Villefranche de Rouergue, bastide royale du 12ème siècle : 750 ans d’histoire
Posted by arthistoire on juin 17th, 2009
Villefranche, ville nouvelle du Moyen Age, d’où son appelation de bastide, se situe au point de contact entre le plateau du Ségala rouergat et du Causse Quercynois. Relativement épargnée par les différentes guerres, la ville a su garder son aspect d’autrefois et son authenticité.On se sait que peu de choses avant la fondation en 1252 par Alphonse de Poitiers, frère de Louis IX (le futur saint Louis) : la rive gauche était occupée par un village primitif de mineurs exploitant les gisements de plomb argentifère de la région. Villefranche fut installée sur la rive droite de l’Aveyron, juste après que celui-ci ait reçu les eaux de l’Alzou et soit sorti de ses gorges. La construction de la collégiale démarre dès 1260.
Sa position de carrefour, à la croisée des anciennes voies romaines reliant Montauban à Montpellier pour l’une et Rodez à Cahors pour l’autre, ainsi que les nombreux privilèges et exonérations fiscales dûs à son statut de ville nouvelle, assurèrent à Villefranche une forte prospérité basée non seulement sur le commerce mais aussi sur l’exploitation des mines des alentours, notamment à partir de la 1ère moitié du 14ème siècle. C’est à cette époque que la ville nouvelle est reliée à la rive gauche par le pont des Consuls (1320-1325) et que la fontaine publique du Griffoul, vasque monolithe, est installée (1336-1340). En 1369, Vilefranche devient, sur décision royale, le siège du sénéchal du Rouergue. Le Roi de France décrète aussi l’ouverture d’un atelier monétaire.

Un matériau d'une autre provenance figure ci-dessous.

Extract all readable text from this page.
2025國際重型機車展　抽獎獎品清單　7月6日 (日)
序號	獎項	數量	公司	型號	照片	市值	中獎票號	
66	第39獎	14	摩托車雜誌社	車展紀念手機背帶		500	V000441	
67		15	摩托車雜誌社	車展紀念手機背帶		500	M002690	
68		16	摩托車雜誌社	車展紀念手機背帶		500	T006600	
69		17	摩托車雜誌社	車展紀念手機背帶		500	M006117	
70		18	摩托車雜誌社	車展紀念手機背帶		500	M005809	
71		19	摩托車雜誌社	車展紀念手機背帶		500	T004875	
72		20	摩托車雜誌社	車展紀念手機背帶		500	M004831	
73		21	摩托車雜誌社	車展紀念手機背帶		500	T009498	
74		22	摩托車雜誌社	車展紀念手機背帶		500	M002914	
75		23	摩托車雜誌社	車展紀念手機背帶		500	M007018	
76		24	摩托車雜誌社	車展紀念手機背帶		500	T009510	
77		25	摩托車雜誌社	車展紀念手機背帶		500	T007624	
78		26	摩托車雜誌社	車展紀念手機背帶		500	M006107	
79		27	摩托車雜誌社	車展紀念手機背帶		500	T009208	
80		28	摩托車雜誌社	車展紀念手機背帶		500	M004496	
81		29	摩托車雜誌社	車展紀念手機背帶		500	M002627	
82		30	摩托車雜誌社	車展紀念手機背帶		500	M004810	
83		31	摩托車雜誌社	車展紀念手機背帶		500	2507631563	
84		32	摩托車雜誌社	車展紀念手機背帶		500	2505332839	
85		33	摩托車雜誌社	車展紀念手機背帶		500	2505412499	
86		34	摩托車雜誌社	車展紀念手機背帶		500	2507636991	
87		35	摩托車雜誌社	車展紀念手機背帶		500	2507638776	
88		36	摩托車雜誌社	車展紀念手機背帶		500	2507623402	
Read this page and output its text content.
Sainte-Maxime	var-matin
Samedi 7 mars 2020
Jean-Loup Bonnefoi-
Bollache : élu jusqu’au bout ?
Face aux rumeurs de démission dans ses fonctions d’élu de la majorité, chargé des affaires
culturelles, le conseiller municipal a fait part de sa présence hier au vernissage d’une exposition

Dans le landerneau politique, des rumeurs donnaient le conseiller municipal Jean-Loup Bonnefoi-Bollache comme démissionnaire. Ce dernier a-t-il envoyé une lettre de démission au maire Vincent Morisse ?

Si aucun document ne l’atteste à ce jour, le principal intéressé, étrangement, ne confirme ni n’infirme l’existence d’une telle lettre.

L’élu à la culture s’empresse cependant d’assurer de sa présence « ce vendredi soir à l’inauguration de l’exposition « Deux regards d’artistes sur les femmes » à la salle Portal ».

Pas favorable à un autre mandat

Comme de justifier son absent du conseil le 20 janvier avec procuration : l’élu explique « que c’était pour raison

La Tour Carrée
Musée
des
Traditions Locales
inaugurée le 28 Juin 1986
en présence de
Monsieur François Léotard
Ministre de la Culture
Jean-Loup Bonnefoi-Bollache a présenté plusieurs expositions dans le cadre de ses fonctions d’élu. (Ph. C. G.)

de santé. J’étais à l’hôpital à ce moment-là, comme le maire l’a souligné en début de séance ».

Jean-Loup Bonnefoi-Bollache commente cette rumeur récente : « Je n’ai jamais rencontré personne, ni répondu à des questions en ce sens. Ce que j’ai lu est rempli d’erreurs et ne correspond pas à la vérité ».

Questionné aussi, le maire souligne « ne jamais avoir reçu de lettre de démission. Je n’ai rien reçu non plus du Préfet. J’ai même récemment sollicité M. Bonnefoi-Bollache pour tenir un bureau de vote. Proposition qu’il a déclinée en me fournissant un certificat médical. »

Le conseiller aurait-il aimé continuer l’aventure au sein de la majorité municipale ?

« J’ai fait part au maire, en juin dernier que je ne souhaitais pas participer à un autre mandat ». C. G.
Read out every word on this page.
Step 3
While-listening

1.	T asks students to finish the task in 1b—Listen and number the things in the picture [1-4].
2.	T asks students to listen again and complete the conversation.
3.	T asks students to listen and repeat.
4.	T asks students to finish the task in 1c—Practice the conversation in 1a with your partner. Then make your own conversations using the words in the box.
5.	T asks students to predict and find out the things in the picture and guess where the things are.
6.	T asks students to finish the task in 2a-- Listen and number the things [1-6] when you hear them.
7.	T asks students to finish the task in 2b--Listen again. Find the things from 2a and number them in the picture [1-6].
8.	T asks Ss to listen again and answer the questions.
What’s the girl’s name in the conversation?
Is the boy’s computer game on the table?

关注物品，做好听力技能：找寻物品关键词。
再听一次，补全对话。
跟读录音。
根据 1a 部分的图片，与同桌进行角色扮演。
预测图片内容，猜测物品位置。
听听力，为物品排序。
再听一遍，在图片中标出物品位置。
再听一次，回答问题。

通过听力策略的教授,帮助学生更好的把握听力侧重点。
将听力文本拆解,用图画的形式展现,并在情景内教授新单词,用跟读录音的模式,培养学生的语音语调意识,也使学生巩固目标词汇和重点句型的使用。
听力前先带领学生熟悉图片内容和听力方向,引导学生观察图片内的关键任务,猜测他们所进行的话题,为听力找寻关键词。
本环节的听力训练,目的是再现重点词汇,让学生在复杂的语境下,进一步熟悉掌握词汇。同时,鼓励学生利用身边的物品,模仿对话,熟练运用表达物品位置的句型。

Au milieu du 14ème siècle, en 1347, la ville qui, jusque là, était ouverte se dote de remparts : c’est le début d’une période de 150 ans où vont régner l’anarchie et la confusion avec comme toile de fond la guerre de Cent Ans et la menace endémique de la peste. En effet, Villeranche est située à la limite des territoires français et des territoires anglais (la ville sera donnée aux anglais par le traité de Brétigny en 1360 et reprise par le Roi de France en 1369). C’est aussi l’époque de la Peste Noire qui va décimer entre 30 % et 50 % de la population européenne en 5 années (1347-1351).
Malgré cette période difficile, Villefanche va contiuer de propérer jusqu’au 17ème sicle, au détriment des bastides voisines de Najac et Villeneuve qui connaissent un lent déclin depuis la seconde moitié du 14ème siècle. Au 17ème siècle, on peut même parler d’un véritable rayonnement de Villefranche dans une aire d’influence de plus en plus vaste. Mais une fois de plus, la menace de la peste se fait jour (épidémie de 1628) et surtout la taxation fiscale de la part d’une monarchie toujours en guerre se fait de plus en plus lourde et affaiblit fortement l’économie française, entraînant des révoltes paysannes et du petit peuple urbain. Villefranche n’y échappe pas (émeutes de 1627 et 1643). En 1643, environ 5 000 croqants assiègent la ville mais les émeutiers sont très rapidement matés par les troupes royales.
A la fin du 18ème siècle, Villefranche paye chèrement sa fidélité au Roi et ne bénéficie aucunement des faveurs du nouveau pouvoir révoutionnaire. La ville amorçe un lent et long déclin. Lors de la création des départements, toutes les fonctions administratives sont transférées à Rodez qui devient la capitale du département et Villefranche n’est plus qu’un gros bourg. Tout au long du 19ème siècle, la ville stagne autour de 9 000 habitants
Même l’arrivée du chemin de fer en 1858 ne pourra pas lutter contre l’étiolement de Villefranche car elle se trouve à l’écart des grandes voies de circulation : la ligne directe Paris-Toulouse passe plus à l’ouest, à Cahors et le noeud ferroviaire avec Clermont-Ferrand se développe plus au nors, à Capdenac.
L’entrée dans le 20ème siècle est synonime de renouveau pour Villefranche. Curieusement, le renouveau vient du plateau du Ségala dont les terres étaient réputées peu fertiles. Mais le développement de la mécanisation va permettre d’enrichir la terre et l’exode rural concentre la propriété foncière entre quelques mains. Villefranche devra fournir à ces nouveaux exploitants des médecins des notaires, des écoles et des commerçants. Les deux guerres mondiales donneront, comme partout en Europe, un coup d’arrêt à ce développement. Mais l’après-guerre et la période des Trente Glorieuses relanceront le processus.
Villefranche est aujour’hui une petite ville de province qui sent déjà bon le sud avec ses tuiles rondes et surtout on y cultive avec beaucoup de talent le “bon vivre”.